Die Amerikaner verlangen einen Stop des
Siedlungsbaus? Zur Hölle mit ihnen! Was denken sie eigentlich, wer sie sind? Was, diese Goyim wollen uns
herumkommandieren? Barak Obama will uns sagen, wo wir
siedeln dürfen und wo nicht?
Dies
ist ein anderes Merkmal des in Erscheinung tretenden israelischen Faschismus:
die Bereitschaft, mit den USA in eine offene Konfrontation zu treten und
besonders mit Obama. Schon ist eine israelische
Kampagne gegen „Barack Sadam
Hussein“, den neuen Hitler, in vollem Schwung. Die amerikanische Rechte und die
israelische Rechte finden leicht eine gemeinsame Sprache. Eine israelische Frau
in den USA führt eine Öffentlichkeitskampagne an, die beweisen will, Präsident Obama sei gar nicht in den USA geboren, sein Vater nie ein
US-Bürger gewesen, und er solle deshalb aus dem Weißen Haus vertrieben werden
.
Die
ganze Sache grenzt an Wahnsinn. Israel ist
praktisch in allem von den USA abhängig: in wirtschaftlicher Hilfe, was
die Rüstung betrifft, in Zusammenarbeit
der Geheimdienste, in der diplomatischen
Belangen zum Beispiel durch das Veto im UN-Sicherheitsrat. Netanyahu versucht,
eine Konfrontation zu vermeiden, indem er jeden Trick von Täuschung und
Zerstreuung anwendet. Und jetzt kommt Ya’alon &
Co und rufen zu einer offenen Revolte gegen die USA auf.
Und
dieser Wahnsinn hat Methode. Das israelische Bildungssystem glorifiziert die
Zeloten, die vor etwa 1940 Jahren dem Römischen Imperium den Krieg erklärten.

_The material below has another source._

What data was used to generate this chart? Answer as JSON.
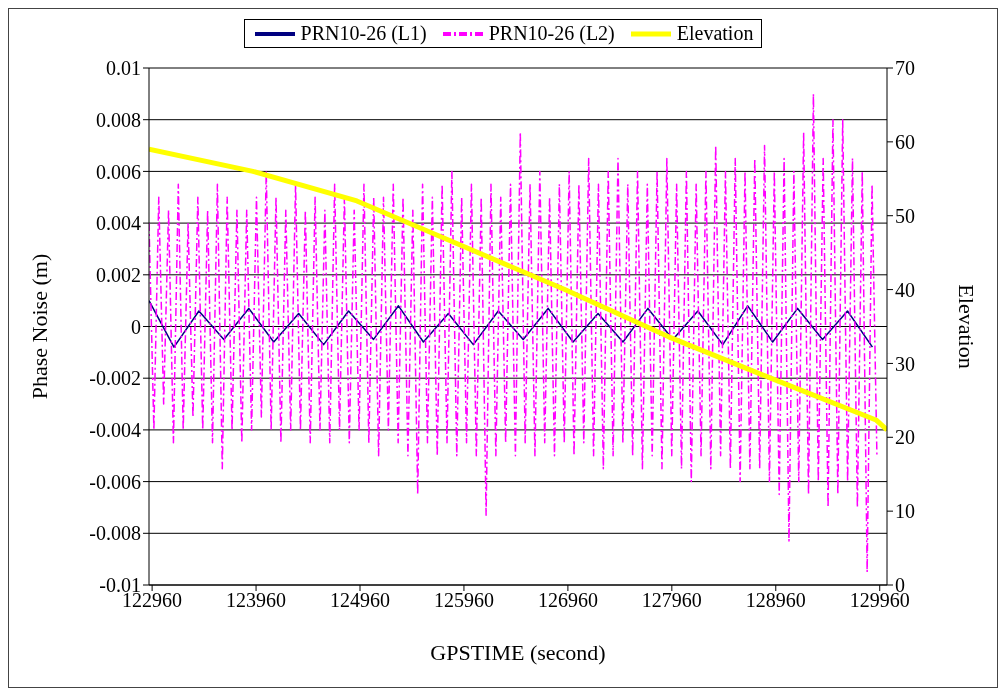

Die Zeloten wurden die Führer der jüdischen Gemeinschaft in Palästina und
begannen eine Revolte, die keinerlei Chance auf einen Erfolg hatte. Die
Rebellen wurden besiegt. Jerusalem wurde zerstört, der Tempel brannte bis auf
die Grundmauern nieder.
DIE
BOGIE-Horrorshow hat größere Auswirkungen.
Sie
erzeugt das Bild einer verrückten Gruppe von Extremisten, die den
„moderaten“, Netanyahu, der die
Verantwortung trägt, herausfordern. Dieser signalisiert Obama
und seinen Leuten: Hilfe! Wenn ihr mich weiter unter Druck setzt mit dem
Einfrieren des Siedlungsbaus und dem Auflösen von Außenposten, wird es mein
Ende sein. Ich werde stürzen, und ihr werdet mit den Verrückten verhandeln
müssen!
Dies
wäre überzeugend, wenn Netanyahu sein legales Vorrecht ausgenützt und Ya’alon aus der Regierung entlassen hätte, auch wenn dies
ein politisches Risiko gewesen wäre. Stattdessen zitierte „Bibi“ „Bogie“ wie ein
Schulmeister zu sich, der einen Schüler zitiert und ihn hundertmal schreiben
lässt „Ich werde ein guter Junge sein“. Ya’alon
bleibt also Vizeministerpräsident, Minister für strategische Angelegenheiten
und einer der regierenden sechs Minister
(die anderen sind Avigdor Lieberman, Benny Begin, Eli
Yishai, Dan Meridor und
Netanyahu selbst.)
Da
dies so ist, muss Netanyahu für alles, was Ya’alon
tut und sagt, die Verantwortung übernehmen.